Forsyth Township is a civil township of Marquette County in the U.S. state of Michigan. The population was 6,194 at the 2020 census.

The township was named for O. F. Forsyth, general agent for a mining firm in the area.

== Communities ==
- Gwinn is an unincorporated community and census-designated place in the township. The CDP includes the nearby community of New Swanzy.
- A portion of the former K. I. Sawyer Air Force Base extends into the township.
- Austin is an unincorporated community to the west of Gwinn, across the Middle Branch of the Escanaba River
- Princeton is an unincorporated community northwest of Austin,
- Little Lake is an unincorporated community in the township on M-35 at . It is located to the northeast of Little Lake and approximately four miles east of Gwinn. The community was first settled in 1863 around the mill and general store of the Cheshire Iron Manufacturing Company. The station on the Chicago and North Western Transportation Company was at first named Cheshire Junction. The community was known as Little Lake, because of its proximity to the body of water, but was given a post office named Forsyth after the township in October 1877. In March 1966, the post office was renamed as Little Lake. The ZIP Code is 49833.
- Plains, an unincorporated community

==Geography==
According to the United States Census Bureau, the township has a total area of 182.85 sqmi, of which 177.76 sqmi is land and 5.09 sqmi, or 2.78%, are water.

==Demographics==
As of the census of 2000, there were 4,824 people, 2,022 households, and 1,429 families residing in the township. The population density was 27.5 PD/sqmi. There were 3,846 housing units at an average density of 22.0 /sqmi. The racial makeup of the township was 95.17% White, 0.56% African American, 1.51% Native American, 0.60% Asian, 0.41% from other races, and 1.74% from two or more races. Hispanic or Latino of any race were 0.83% of the population.

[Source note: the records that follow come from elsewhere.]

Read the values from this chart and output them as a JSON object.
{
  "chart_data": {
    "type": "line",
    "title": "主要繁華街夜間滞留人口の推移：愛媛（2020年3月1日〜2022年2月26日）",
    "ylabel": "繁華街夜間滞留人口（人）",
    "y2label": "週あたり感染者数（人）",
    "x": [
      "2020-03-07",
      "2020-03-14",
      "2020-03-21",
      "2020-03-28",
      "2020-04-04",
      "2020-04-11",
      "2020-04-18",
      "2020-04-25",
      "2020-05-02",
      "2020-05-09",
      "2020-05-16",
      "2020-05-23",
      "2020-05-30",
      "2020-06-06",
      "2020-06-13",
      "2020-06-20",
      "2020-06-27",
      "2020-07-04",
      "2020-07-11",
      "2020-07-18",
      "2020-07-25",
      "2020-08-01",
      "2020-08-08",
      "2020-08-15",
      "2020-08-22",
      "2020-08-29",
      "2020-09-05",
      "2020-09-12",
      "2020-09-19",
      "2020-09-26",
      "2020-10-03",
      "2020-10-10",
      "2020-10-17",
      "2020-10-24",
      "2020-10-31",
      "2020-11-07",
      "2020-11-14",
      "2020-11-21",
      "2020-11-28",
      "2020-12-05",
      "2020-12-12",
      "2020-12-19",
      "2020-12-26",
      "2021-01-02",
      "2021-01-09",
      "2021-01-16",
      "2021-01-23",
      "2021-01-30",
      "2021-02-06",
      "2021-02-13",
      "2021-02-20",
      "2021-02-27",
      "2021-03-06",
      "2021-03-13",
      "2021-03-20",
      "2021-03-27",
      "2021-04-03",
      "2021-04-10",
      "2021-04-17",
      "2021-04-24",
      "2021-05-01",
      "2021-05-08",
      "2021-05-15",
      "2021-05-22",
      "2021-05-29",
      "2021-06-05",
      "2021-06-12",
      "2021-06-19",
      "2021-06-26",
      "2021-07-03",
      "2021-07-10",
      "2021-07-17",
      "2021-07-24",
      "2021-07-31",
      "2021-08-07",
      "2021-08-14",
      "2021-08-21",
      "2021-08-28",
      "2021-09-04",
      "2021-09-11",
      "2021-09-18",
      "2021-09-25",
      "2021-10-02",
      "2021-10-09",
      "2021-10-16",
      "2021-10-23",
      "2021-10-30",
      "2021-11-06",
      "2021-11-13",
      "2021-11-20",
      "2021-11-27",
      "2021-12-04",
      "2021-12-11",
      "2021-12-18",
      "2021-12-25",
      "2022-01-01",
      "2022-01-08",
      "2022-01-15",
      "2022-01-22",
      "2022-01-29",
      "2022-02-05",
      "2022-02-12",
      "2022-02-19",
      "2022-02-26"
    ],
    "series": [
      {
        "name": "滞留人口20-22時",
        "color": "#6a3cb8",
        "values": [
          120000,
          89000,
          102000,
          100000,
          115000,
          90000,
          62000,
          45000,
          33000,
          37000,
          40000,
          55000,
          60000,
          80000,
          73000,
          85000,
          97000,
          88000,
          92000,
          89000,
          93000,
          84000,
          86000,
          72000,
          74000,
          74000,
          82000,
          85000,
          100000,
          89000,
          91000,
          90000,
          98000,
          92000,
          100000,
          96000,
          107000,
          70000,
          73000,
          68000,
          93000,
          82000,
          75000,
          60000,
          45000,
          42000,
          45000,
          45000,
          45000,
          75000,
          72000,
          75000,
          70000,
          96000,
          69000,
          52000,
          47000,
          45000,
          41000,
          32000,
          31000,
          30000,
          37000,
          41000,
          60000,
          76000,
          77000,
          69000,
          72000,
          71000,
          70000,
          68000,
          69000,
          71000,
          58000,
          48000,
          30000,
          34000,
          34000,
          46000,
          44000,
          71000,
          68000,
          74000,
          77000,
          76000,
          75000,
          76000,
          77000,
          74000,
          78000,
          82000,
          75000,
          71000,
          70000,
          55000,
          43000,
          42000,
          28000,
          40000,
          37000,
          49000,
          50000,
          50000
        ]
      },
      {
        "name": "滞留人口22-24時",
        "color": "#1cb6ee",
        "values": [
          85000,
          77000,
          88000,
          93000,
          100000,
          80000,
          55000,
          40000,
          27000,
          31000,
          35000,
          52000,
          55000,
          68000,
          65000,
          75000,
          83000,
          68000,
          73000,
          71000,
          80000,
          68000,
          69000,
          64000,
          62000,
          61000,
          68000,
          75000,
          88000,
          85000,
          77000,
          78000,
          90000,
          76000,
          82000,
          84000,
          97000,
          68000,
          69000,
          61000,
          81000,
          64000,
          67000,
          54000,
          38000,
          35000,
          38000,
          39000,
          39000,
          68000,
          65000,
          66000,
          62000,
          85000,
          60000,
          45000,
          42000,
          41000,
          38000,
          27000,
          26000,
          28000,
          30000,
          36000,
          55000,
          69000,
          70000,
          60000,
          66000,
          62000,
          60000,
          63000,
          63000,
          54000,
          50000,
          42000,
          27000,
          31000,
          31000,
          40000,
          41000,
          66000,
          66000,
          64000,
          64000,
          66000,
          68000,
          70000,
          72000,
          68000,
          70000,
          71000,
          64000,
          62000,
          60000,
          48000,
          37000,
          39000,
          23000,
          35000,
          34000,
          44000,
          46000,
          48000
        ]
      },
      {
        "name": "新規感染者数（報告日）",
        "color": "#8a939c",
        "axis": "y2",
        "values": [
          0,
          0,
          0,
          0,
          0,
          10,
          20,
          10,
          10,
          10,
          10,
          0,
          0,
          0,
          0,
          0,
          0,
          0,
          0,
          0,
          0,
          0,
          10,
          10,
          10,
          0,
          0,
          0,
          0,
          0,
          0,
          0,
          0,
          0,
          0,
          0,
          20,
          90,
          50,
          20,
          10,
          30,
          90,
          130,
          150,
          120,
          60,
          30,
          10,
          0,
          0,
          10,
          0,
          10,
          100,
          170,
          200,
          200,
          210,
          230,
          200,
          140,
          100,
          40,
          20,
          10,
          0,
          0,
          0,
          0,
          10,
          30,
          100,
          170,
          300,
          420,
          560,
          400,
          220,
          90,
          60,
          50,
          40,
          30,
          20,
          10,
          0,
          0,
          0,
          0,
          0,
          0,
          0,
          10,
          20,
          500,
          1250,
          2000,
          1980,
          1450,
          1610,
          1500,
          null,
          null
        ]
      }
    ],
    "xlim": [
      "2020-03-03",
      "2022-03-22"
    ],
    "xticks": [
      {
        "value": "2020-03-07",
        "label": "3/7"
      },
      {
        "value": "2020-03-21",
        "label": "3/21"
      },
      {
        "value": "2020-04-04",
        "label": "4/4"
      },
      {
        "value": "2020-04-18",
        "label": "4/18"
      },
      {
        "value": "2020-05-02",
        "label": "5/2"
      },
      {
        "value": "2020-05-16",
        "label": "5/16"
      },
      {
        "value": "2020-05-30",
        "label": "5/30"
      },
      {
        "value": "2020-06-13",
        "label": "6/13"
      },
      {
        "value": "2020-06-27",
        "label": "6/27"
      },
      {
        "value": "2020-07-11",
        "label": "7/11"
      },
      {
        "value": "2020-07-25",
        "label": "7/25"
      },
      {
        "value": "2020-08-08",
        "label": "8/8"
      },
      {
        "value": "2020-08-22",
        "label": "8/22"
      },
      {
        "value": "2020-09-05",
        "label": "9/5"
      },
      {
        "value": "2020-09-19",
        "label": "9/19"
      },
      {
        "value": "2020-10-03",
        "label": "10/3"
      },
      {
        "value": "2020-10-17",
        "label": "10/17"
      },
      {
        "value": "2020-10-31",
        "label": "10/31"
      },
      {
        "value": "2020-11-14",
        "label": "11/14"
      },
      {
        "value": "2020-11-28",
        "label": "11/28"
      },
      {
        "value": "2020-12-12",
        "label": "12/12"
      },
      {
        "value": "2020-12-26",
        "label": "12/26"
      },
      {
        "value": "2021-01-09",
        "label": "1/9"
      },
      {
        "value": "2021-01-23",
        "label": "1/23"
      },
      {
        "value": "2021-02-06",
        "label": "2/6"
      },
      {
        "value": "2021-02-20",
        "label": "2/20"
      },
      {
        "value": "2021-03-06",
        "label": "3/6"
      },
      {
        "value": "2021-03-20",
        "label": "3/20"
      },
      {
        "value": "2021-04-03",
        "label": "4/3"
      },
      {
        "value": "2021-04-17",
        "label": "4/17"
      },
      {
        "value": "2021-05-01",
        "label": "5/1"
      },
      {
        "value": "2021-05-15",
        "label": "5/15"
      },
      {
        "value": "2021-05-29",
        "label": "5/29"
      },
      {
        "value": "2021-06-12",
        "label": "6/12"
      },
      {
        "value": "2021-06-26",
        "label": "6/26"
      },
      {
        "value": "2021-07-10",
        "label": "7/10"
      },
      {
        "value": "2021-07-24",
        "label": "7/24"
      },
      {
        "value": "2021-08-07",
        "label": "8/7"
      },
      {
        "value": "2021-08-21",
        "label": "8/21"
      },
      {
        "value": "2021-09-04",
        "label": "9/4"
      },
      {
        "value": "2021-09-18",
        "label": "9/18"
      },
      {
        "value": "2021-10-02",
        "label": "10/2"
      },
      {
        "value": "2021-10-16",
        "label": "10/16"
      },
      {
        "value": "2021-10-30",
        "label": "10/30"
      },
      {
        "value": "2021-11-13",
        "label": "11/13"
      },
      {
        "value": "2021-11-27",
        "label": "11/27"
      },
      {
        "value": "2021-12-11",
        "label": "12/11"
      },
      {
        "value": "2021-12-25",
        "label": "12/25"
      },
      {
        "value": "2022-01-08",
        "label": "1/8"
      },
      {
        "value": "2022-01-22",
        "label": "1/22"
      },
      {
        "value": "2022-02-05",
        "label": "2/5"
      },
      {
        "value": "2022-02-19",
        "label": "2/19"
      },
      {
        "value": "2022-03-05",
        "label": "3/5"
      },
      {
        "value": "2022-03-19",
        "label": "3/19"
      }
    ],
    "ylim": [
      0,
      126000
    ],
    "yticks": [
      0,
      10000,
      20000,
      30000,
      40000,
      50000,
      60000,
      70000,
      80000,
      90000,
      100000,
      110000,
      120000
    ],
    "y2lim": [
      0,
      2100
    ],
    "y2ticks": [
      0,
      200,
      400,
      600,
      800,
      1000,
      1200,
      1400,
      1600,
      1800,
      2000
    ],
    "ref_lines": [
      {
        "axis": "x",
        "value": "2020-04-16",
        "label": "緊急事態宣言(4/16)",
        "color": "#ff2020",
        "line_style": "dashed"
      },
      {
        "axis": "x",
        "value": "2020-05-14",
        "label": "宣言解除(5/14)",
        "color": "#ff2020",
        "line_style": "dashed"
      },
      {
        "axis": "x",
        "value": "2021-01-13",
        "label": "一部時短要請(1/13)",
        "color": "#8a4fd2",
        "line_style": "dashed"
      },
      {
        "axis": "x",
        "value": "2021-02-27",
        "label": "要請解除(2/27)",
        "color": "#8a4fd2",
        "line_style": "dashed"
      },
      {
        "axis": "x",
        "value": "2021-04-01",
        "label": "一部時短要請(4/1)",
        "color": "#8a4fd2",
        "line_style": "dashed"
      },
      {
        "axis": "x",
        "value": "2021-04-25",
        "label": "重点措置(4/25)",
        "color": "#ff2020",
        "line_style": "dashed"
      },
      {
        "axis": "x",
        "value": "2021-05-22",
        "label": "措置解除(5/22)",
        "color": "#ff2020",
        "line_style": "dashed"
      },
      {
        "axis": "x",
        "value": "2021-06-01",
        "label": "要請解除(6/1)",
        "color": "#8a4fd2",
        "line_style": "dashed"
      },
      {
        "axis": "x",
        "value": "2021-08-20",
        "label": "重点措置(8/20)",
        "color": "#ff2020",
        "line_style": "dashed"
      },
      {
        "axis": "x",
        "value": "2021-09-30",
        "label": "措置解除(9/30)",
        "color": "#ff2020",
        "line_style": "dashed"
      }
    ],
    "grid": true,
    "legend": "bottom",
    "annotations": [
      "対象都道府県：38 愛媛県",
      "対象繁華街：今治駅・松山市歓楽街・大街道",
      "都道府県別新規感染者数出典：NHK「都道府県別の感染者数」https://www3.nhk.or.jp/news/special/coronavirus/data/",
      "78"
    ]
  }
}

There were 2,022 households, out of which 29.9% had children under the age of 18 living with them, 57.3% were married couples living together, 8.2% had a female householder with no husband present, and 29.3% were non-families. 25.6% of all households were made up of individuals, and 8.6% had someone living alone who was 65 years of age or older. The average household size was 2.39 and the average family size was 2.82.

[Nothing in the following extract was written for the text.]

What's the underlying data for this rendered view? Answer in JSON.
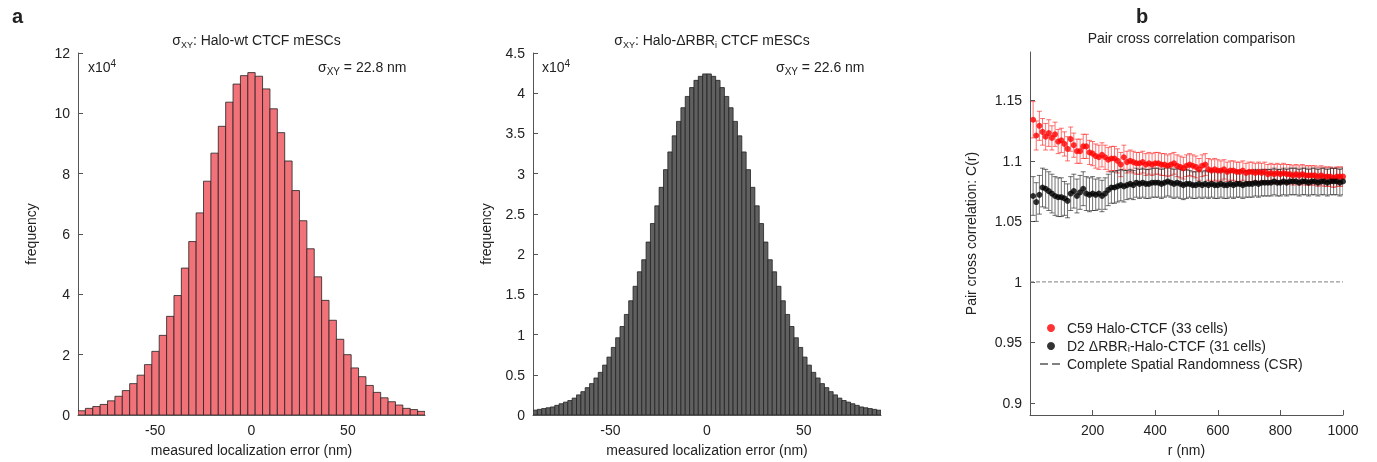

In the township the population was spread out, with 22.6% under the age of 18, 8.6% from 18 to 24, 27.0% from 25 to 44, 29.0% from 45 to 64, and 12.8% who were 65 years of age or older. The median age was 40 years. For every 100 females, there were 104.1 males. For every 100 females age 18 and over, there were 103.5 males.

The median income for a household in the township was $34,944, and the median income for a family was $43,125. Males had a median income of $32,969 versus $20,665 for females. The per capita income for the township was $16,550. About 10.6% of families and 14.4% of the population were below the poverty line, including 24.4% of those under age 18 and 9.4% of those age 65 or over.